Sunday, July 9, 2006

Let's try again

My latest appeal of the latest denial of disability benefits has been filed, on grounds that:

1) the judge didn't have a doctor there, even after being ordered to  

2) the judge didn't address the information from friends, even being ordered to consider their first-hand observations

3) the judge mis-stated both my testimony and the doctors' conclusions. 

Personally, I would like the judge to show me any testimony or document showing that I am currently married.  He says that I went out with my husband; the way I read that day's notes, my handyman drove me somewhere that he also wanted to go.  But I guess if the judge says it's my husband, the Court of Appeal is supposed to conclude I'm not desperate for the benefits to pay my bills, since I'm choosing stay at home with the blessing of my husband who supports me so I don't have to work.  I didn't even have that luxury when I had a husband!

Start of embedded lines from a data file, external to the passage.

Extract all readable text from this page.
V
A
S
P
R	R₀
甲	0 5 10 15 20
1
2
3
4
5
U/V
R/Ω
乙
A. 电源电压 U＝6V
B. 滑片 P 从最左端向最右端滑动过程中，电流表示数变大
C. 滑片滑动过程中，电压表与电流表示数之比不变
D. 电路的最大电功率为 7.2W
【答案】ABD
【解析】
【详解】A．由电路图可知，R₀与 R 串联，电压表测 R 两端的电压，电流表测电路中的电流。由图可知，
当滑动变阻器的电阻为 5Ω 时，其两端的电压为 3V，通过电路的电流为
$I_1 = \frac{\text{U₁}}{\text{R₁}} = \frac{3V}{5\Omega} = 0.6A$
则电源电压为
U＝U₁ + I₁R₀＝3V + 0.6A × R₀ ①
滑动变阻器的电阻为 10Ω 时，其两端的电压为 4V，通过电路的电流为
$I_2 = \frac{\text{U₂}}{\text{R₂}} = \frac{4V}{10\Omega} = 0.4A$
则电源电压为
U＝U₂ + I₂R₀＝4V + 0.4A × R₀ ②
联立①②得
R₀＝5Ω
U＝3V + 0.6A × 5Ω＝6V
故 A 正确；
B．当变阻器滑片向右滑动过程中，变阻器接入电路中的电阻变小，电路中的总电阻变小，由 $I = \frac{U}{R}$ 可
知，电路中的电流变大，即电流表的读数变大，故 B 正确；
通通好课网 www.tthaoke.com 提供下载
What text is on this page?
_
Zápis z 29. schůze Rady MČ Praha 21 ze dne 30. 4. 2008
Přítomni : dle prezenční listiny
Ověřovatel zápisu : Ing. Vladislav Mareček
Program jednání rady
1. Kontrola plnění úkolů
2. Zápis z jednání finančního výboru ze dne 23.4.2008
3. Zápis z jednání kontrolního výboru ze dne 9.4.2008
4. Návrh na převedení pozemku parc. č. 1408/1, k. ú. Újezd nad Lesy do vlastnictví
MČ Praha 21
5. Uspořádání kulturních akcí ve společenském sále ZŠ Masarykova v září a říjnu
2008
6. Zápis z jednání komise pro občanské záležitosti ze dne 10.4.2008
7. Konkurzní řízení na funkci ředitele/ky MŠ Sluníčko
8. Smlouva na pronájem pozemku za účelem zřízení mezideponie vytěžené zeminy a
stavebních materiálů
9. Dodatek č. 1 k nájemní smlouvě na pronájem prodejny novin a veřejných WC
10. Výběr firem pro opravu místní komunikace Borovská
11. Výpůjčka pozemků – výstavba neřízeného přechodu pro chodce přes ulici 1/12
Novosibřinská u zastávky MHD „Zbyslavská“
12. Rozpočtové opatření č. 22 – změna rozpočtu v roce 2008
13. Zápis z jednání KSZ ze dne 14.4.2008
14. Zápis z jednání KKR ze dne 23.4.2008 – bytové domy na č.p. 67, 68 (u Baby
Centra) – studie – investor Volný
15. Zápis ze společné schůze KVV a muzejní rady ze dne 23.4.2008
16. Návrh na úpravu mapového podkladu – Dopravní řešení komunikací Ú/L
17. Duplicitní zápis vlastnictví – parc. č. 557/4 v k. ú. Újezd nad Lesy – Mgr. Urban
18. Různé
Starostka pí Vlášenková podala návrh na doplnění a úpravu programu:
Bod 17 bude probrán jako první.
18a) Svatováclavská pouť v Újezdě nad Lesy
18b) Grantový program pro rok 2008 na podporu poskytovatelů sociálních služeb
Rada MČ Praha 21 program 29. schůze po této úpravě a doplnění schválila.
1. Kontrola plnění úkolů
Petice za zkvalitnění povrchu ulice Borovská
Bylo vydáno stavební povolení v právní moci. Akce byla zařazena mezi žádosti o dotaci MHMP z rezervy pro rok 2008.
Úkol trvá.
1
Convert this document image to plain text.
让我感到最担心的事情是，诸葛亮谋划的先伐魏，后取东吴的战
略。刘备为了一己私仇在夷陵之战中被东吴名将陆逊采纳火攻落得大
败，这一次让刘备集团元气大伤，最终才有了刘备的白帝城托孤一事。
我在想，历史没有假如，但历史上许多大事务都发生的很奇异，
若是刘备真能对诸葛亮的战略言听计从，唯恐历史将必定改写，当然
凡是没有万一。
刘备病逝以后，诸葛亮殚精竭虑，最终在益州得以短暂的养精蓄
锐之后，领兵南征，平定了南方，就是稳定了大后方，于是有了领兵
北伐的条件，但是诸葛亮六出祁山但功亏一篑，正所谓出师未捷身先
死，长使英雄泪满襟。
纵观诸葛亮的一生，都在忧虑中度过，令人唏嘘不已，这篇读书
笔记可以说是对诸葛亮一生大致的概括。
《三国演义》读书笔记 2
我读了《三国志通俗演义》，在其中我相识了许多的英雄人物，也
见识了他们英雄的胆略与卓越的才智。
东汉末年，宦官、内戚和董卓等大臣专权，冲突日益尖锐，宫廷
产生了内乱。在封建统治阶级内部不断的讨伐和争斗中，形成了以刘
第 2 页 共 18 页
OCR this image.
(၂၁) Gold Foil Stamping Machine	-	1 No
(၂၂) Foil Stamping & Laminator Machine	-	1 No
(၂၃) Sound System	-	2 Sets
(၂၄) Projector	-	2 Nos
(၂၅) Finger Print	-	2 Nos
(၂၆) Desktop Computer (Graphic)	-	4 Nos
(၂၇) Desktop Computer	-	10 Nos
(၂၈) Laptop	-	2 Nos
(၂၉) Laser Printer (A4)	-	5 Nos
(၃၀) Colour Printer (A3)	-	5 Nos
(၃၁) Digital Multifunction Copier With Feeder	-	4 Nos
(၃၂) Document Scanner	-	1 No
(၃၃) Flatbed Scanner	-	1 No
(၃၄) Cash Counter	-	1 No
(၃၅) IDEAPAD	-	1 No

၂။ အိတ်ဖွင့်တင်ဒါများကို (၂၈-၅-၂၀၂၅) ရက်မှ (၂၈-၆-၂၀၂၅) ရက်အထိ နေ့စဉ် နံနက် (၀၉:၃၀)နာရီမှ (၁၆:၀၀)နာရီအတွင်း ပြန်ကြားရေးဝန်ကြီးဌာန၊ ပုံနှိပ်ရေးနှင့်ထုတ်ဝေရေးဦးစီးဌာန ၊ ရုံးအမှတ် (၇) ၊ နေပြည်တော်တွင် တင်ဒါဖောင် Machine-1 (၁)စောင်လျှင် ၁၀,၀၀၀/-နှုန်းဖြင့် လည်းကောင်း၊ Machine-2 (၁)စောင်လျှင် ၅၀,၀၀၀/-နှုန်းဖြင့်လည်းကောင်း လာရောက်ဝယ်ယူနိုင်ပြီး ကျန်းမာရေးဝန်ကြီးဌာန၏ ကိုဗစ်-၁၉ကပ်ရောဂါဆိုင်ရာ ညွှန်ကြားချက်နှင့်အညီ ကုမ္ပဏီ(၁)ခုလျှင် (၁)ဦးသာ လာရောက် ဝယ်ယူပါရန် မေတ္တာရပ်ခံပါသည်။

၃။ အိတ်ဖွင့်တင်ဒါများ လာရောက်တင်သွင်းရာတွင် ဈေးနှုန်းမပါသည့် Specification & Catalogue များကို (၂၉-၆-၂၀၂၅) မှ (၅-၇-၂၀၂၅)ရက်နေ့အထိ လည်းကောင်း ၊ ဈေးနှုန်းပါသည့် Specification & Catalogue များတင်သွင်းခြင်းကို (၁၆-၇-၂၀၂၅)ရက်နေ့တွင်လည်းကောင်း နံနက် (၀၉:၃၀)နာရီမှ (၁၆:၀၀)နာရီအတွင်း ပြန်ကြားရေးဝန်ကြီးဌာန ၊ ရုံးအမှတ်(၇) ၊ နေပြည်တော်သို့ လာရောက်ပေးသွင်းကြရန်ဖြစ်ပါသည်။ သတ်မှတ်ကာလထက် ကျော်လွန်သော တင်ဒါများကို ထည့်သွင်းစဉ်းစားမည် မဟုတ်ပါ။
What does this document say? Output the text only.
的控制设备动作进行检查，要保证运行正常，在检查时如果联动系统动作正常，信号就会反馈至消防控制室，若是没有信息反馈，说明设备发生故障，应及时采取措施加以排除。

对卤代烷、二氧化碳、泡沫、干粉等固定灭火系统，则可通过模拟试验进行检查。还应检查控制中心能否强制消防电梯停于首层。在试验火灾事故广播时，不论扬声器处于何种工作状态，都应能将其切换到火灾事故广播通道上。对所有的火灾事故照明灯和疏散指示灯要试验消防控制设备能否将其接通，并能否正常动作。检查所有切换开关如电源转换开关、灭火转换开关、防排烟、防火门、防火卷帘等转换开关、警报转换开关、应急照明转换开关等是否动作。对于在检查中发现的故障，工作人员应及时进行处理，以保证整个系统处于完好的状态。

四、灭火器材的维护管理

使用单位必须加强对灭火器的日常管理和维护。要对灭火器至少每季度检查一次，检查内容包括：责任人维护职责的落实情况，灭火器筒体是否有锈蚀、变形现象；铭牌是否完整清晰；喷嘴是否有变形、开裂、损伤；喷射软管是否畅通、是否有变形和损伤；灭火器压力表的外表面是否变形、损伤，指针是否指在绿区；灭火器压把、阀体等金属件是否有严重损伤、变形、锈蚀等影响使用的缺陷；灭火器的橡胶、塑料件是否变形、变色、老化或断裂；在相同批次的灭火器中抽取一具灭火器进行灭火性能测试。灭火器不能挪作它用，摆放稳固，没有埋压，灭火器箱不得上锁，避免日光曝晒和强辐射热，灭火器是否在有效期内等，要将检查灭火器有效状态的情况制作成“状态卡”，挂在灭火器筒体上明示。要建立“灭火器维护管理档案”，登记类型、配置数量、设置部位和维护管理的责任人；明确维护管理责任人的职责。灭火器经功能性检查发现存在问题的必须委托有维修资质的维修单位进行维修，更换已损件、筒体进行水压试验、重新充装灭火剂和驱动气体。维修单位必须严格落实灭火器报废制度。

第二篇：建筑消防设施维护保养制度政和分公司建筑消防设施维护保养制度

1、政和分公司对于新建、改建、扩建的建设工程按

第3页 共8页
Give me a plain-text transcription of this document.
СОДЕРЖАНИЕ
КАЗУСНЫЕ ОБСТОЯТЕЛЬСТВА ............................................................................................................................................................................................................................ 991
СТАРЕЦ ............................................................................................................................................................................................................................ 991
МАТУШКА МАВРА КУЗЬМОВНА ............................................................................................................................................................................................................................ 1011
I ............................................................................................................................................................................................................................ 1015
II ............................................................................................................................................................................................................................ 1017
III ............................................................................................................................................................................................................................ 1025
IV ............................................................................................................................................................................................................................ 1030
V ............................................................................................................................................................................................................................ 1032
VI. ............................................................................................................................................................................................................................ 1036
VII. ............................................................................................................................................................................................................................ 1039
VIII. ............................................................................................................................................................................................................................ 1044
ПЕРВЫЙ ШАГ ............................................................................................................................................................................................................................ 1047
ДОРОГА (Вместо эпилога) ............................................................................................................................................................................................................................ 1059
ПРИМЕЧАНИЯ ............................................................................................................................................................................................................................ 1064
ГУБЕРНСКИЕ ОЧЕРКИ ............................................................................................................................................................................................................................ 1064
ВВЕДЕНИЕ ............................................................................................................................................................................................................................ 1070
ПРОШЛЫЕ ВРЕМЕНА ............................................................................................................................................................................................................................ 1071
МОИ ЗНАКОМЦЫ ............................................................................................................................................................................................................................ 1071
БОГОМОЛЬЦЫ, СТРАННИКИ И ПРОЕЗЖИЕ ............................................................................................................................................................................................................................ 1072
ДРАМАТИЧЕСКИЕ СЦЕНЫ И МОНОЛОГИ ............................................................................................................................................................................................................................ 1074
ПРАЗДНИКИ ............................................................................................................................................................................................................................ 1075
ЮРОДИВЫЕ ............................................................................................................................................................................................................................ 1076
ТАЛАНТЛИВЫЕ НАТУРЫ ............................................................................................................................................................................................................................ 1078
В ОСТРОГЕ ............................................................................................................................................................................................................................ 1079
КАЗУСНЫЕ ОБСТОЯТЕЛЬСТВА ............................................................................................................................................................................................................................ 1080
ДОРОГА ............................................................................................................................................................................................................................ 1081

The judge's whole decision was based on misstatements of facts, because there ARE no facts showing that I can work full-time.  There are a lot of facts that show I can't, but those facts are dismissed by the judge as "exaggeration", no matter what source they come from.  Even one of the doctors hired to say I could return to work with no problems made it clear that I had been allowed to deteriorate so far without appropriate treatment that I would never work full-time again.  The judge also read that report to say that I could work full-time if I'd just get off my lazy butt and stop faking.

I'm told this judge has never granted benefits to anyone under age 55 for any reason.  Therefore, every one of the hundreds of cases he rules on each year needs to be appealed.  Rough calculations, these unnecessary appeals are costing you, the taxpayer, half a million dollars a year for just this judge alone.  And there are others like him.

Does anyone have the connections to start a Congressional inquiry into judges who waste far more taxpayer money on forcing unnecessary appeals than would be spent to grant all these people their Disability benefits?

What he doesn't realize is that if my goal were to get government money for doing nothing, I could have accomplished it in 9 months, with a one-night stand.  No judge or doctor has to approve your application for welfare -- just show up at the office with a baby and a birth certificate.  And, frankly, I'd get more money and better medical care if I'd taken that route.  Instead, six years later, I'm still fighting for the benefits that I'm legally entitled to, that doctors say I am entitled to, from a judge who claims the doctors said no such thing, and who, by now, has cost the taxpayers more for repeated unnecessary appeals than I'll get when I finally get the check.